In an email to employees on Tuesday, he urged Google employees to stay focused on their work so that users will continue to use its products not because they have to but because they want to.
“Scrutiny is nothing new for Google, and we look forward to presenting our case,” Pichai wrote. “I’ve had Googlers ask me how they can help, and my answer is simple: Keep doing what you’re doing.”
Few executives have faced a challenge like this, and the most iconic figures in the industry have wilted under the glare of antitrust scrutiny.
Bill Gates, who was chief executive of Microsoft in the last big technology antitrust case two decades ago, came across as combative and evasive in depositions, reinforcing the view that the company was a win-at-all-costs bully. Gates said last year that the lawsuit had been such a “distraction” that he “screwed up” the transition to mobile phone software and ceded the market to Google.

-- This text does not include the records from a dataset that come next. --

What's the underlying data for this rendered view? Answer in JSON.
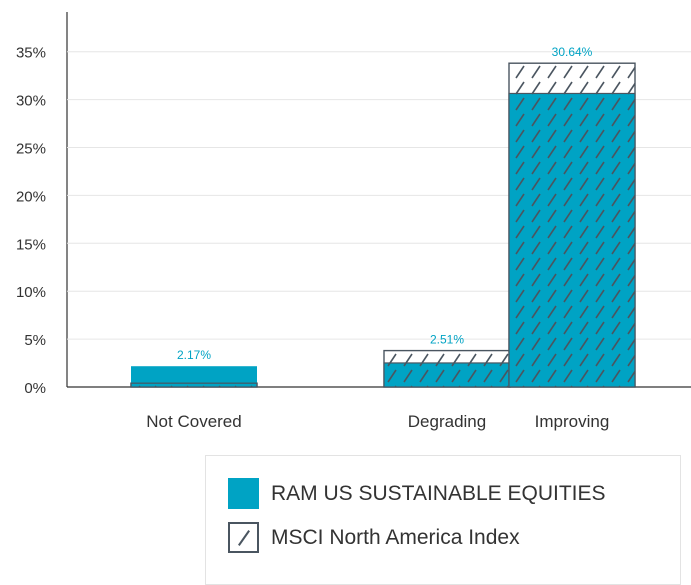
{
  "chart_data": {
    "type": "bar",
    "title": "",
    "xlabel": "",
    "ylabel": "",
    "ylim": [
      0,
      37
    ],
    "yticks": [
      "0%",
      "5%",
      "10%",
      "15%",
      "20%",
      "25%",
      "30%",
      "35%"
    ],
    "ytick_values": [
      0,
      5,
      10,
      15,
      20,
      25,
      30,
      35
    ],
    "categories": [
      "Not Covered",
      "Degrading",
      "Improving"
    ],
    "series": [
      {
        "name": "RAM US SUSTAINABLE EQUITIES",
        "values": [
          2.17,
          2.51,
          30.64
        ],
        "color": "#00a3c4",
        "labels": [
          "2.17%",
          "2.51%",
          "30.64%"
        ]
      },
      {
        "name": "MSCI North America Index",
        "values": [
          0.4,
          3.8,
          33.8
        ],
        "color": "#4a5560",
        "pattern": "hatched"
      }
    ],
    "grid": true,
    "legend_position": "bottom-right"
  }
}
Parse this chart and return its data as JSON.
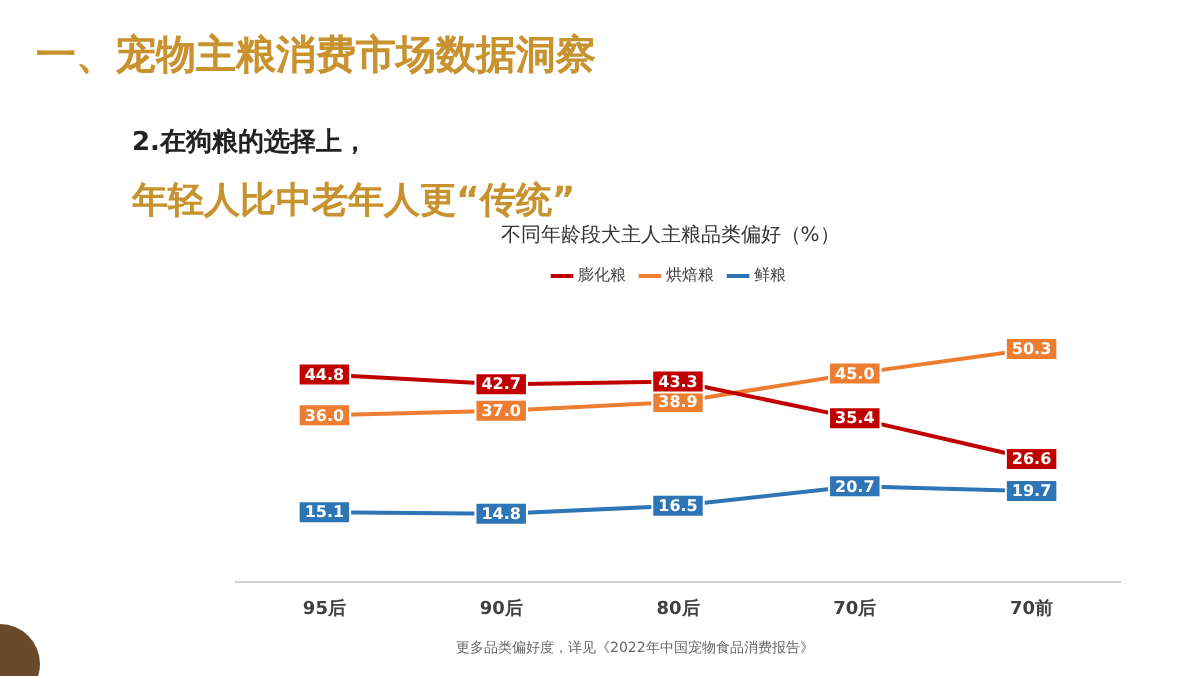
{
  "chart_data": {
    "type": "line",
    "title": "不同年龄段犬主人主粮品类偏好（%）",
    "annotations": [
      "一、宠物主粮消费市场数据洞察",
      "2.在狗粮的选择上，",
      "年轻人比中老年人更“传统”",
      "更多品类偏好度，详见《2022年中国宠物食品消费报告》"
    ],
    "categories": [
      "95后",
      "90后",
      "80后",
      "70后",
      "70前"
    ],
    "series": [
      {
        "name": "膨化粮",
        "color": "#c00000",
        "marker": "square",
        "values": [
          44.8,
          42.7,
          43.3,
          35.4,
          26.6
        ],
        "value_labels": [
          "44.8",
          "42.7",
          "43.3",
          "35.4",
          "26.6"
        ]
      },
      {
        "name": "烘焙粮",
        "color": "#ed7d31",
        "marker": "square",
        "values": [
          36.0,
          37.0,
          38.9,
          45.0,
          50.3
        ],
        "value_labels": [
          "36.0",
          "37.0",
          "38.9",
          "45.0",
          "50.3"
        ]
      },
      {
        "name": "鲜粮",
        "color": "#2e75b6",
        "marker": "square",
        "values": [
          15.1,
          14.8,
          16.5,
          20.7,
          19.7
        ],
        "value_labels": [
          "15.1",
          "14.8",
          "16.5",
          "20.7",
          "19.7"
        ]
      }
    ],
    "legend": "top",
    "tick_labels": "x"
  }
}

Page dealt with impending antitrust scrutiny with detachment, spending his time on futuristic technology projects instead of huddling with lawyers. Even as the EU handed down three fines against Google for anticompetitive practices, Page barely addressed the matter publicly.
On a conference call with reporters on Tuesday, justice department officials declined to reveal whether they had spoken to Page.
In its complaint, the justice department, along with 11 states, said Google had foreclosed competition in the search market by striking deals with handset manufacturers, including Apple, and mobile carriers to block rivals from competing effectively.